Civilians trapped in Ukraine’s Mariupol have gone through “two days of hell”, a local official said on Friday, claiming Russian attacks “every 30 minutes” have scuppered any attempt at evacuations from the besieged port city.
Some 400,000 people remain in Mariupol, where Mayor Vadym Boychenko said Russian forces were continuing to “cynically, ruthlessly and purposefully” attack apartment buildings.
“Every 30 minutes, planes arrived over the city of Mariupol and worked on residential areas, killing civilians – the elderly, women, children,” he said in an online post. “Is this the greatness of the Russian army today?”
Amid the shelling, not a single civilian was able to leave Mariupol on Thursday, officials said.
Petro Andrushenko, an adviser to the mayor, said the Russians wanted to “delete our people. They want to stop any evacuation.”
Mariupol is strategically important as its capture would allow Russia to link up pro-Moscow enclaves in the east and Russian-annexed Crimea to the south.
Its 10-day siege has resulted in at least 1,300 deaths, according to Ukrainian officials. The United Nations’ human rights office said on Friday it had recorded 564 civilian deaths across Ukraine, including 41 children – though the actual toll is believed to be far higher since it has not yet been able to corroborate reports from areas where intense hostilities are ongoing.
Russian attacks have also thwarted renewed efforts to send food, water and medicine into the city, according to Ukraine’s President Volodymyr Zelenskyy, who said Russian forces began a tank attack on a humanitarian corridor into the city on Thursday.
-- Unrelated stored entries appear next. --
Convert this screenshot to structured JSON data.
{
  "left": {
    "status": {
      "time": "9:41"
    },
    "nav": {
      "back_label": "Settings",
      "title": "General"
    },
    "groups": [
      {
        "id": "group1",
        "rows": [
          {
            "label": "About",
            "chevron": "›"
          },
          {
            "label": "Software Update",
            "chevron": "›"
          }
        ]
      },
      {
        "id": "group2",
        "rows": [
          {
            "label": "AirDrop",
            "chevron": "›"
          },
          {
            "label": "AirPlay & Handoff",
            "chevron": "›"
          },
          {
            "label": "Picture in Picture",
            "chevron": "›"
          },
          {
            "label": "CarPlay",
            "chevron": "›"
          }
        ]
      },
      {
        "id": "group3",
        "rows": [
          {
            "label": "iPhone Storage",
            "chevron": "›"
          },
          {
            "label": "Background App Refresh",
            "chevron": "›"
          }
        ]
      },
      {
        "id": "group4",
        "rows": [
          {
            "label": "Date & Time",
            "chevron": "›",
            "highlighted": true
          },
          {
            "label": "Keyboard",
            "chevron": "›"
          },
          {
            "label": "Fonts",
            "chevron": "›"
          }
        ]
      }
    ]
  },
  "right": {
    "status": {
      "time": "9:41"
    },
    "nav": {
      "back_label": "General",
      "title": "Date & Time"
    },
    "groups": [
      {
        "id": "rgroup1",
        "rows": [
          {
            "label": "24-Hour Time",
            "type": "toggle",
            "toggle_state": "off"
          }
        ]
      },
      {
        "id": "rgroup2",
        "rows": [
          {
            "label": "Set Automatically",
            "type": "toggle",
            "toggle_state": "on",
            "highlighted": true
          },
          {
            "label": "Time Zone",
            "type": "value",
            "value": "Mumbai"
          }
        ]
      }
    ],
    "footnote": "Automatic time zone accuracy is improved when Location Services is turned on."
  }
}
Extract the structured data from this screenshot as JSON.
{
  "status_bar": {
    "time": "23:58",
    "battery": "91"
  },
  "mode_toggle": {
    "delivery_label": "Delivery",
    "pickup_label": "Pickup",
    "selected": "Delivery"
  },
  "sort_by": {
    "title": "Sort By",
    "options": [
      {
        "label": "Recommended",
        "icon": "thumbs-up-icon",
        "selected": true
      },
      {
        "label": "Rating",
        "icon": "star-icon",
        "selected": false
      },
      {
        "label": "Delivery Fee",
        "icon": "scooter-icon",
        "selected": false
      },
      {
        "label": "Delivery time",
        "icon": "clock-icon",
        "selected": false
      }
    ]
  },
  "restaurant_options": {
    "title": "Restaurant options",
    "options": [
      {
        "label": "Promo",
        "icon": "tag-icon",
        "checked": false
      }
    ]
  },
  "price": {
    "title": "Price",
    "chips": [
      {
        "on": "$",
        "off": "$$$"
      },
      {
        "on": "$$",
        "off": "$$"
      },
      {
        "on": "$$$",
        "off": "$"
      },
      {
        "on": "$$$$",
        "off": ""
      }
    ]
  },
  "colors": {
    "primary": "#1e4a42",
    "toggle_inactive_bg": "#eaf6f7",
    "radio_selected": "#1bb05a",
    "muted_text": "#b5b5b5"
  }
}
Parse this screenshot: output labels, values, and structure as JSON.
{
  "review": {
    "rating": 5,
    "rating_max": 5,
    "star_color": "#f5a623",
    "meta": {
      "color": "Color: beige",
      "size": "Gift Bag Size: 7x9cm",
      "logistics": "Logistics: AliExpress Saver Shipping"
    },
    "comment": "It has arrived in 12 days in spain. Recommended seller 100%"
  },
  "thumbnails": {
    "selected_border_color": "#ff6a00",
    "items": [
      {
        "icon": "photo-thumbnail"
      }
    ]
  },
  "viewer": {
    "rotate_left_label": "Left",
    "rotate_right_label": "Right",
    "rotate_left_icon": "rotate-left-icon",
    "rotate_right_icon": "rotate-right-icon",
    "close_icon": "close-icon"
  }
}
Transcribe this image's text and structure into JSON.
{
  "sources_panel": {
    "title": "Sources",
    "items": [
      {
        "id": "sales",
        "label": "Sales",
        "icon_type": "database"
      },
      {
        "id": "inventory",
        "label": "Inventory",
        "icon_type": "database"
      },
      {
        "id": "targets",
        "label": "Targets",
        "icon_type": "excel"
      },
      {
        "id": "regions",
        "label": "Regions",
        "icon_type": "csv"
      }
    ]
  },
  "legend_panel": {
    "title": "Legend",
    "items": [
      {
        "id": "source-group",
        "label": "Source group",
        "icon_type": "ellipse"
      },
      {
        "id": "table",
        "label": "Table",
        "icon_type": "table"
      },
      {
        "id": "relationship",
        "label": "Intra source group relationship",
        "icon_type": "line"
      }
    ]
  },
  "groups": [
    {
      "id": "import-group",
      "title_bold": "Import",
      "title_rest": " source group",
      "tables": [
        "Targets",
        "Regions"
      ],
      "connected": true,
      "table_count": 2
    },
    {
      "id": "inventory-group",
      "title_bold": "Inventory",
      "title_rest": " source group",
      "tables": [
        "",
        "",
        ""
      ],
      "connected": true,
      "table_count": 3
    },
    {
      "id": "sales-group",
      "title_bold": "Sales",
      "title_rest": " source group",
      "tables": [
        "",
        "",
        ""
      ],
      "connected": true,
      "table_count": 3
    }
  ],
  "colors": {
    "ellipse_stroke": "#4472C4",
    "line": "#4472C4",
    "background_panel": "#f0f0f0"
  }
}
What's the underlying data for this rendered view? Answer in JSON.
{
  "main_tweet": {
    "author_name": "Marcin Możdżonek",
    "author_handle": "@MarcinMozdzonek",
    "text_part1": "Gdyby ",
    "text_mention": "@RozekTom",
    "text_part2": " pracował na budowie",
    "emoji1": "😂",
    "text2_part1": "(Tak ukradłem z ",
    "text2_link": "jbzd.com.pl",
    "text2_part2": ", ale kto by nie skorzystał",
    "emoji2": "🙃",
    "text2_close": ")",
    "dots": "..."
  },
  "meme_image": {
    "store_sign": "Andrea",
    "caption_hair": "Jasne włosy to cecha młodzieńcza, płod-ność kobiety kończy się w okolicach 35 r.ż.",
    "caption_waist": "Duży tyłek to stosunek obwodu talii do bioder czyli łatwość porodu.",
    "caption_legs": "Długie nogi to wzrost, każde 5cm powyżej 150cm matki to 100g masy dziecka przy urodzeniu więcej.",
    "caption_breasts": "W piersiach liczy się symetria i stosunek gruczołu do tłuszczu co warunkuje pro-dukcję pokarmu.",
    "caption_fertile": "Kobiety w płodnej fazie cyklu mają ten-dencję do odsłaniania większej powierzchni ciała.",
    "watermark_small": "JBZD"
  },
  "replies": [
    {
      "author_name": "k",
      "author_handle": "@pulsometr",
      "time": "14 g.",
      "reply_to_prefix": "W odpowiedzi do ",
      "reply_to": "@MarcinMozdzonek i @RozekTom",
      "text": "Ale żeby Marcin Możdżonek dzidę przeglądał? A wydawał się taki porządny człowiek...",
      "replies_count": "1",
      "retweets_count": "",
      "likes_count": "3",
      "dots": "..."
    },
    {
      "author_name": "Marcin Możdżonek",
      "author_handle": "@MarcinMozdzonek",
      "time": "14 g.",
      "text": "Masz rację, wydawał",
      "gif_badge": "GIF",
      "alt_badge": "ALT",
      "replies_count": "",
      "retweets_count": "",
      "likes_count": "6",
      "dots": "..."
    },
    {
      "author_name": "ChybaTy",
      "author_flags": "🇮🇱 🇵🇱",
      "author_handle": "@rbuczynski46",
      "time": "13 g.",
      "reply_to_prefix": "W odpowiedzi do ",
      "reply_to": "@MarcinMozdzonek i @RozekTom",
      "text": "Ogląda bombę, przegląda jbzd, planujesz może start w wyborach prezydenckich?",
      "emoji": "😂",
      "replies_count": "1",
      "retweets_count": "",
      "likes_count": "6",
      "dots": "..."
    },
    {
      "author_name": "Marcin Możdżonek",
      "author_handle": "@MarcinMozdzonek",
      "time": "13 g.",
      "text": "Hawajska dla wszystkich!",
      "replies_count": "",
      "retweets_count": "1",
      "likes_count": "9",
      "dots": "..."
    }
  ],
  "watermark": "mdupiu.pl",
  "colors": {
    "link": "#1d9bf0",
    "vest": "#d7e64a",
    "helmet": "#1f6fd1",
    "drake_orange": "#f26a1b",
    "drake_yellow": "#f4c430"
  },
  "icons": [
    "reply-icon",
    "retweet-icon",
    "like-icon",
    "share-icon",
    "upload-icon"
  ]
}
The “occupiers launched a tank attack exactly where this corridor was supposed to be”, Zelenskyy said in a televised address. “They have a clear order to hold Mariupol hostage, to mock it, to constantly bomb and shell it.”
He added, “This is outright terror … from experienced terrorists.”
There was no immediate comment from Moscow.
The siege has left civilians in Mariupol, where daytime temperatures hover just above freezing, scrounging for food and fuel, according to The Associated Press news agency, and cut off heat and phone service, as well as electricity in many areas.
Bodies are being buried in mass graves, according to the AP, while the streets are littered with burned-out cars, broken glass and splintered trees.
Grocery stores and pharmacies were emptied days ago by people breaking in to get supplies, according to a local official with the Red Cross, Sacha Volkov. A black market is operating for vegetables, meat is unavailable, and people are stealing gasoline from cars, Volkov told AP.
Places protected from bombings are hard to find, with basements reserved for women and children, he said.
Residents, Volkov said, are turning on one another: “People started to attack each other for food.”
The dire reports came as global condemnation grew over a Russian attack on a maternity hospital in Mariupol that killed three, including a child, and wounded some 17 people.
The wounded included women waiting to give birth, doctors, and children buried in the rubble.
French President Emmanuel Macron called the attack “a shameful and immoral act of war”. United Kingdom Armed Forces Minister James Heappey said that whether the hospital was hit by indiscriminate fire or deliberately targeted, “it is a war crime”.
US Vice President Kamala Harris, on a visit to Ukraine’s neighbour Poland, backed calls for an international war-crimes investigation into the invasion, saying, “The eyes of the world are on this war and what Russia has done in terms of this aggression and these atrocities.”
But Russia’s Foreign Minister Sergey Lavrov dismissed concerns about civilian casualties in Ukraine as “pathetic shrieks” from Moscow’s enemies.
He also said the hospital struck on Wednesday had stopped treating patients and had been occupied by Ukrainian “radicals”.
“They drove out the women in labour, nurses and general staff. It was the base of the ultra-radical Azov Battalion,” he said in Turkey, after talks with his Ukrainian counterpart there made little apparent progress.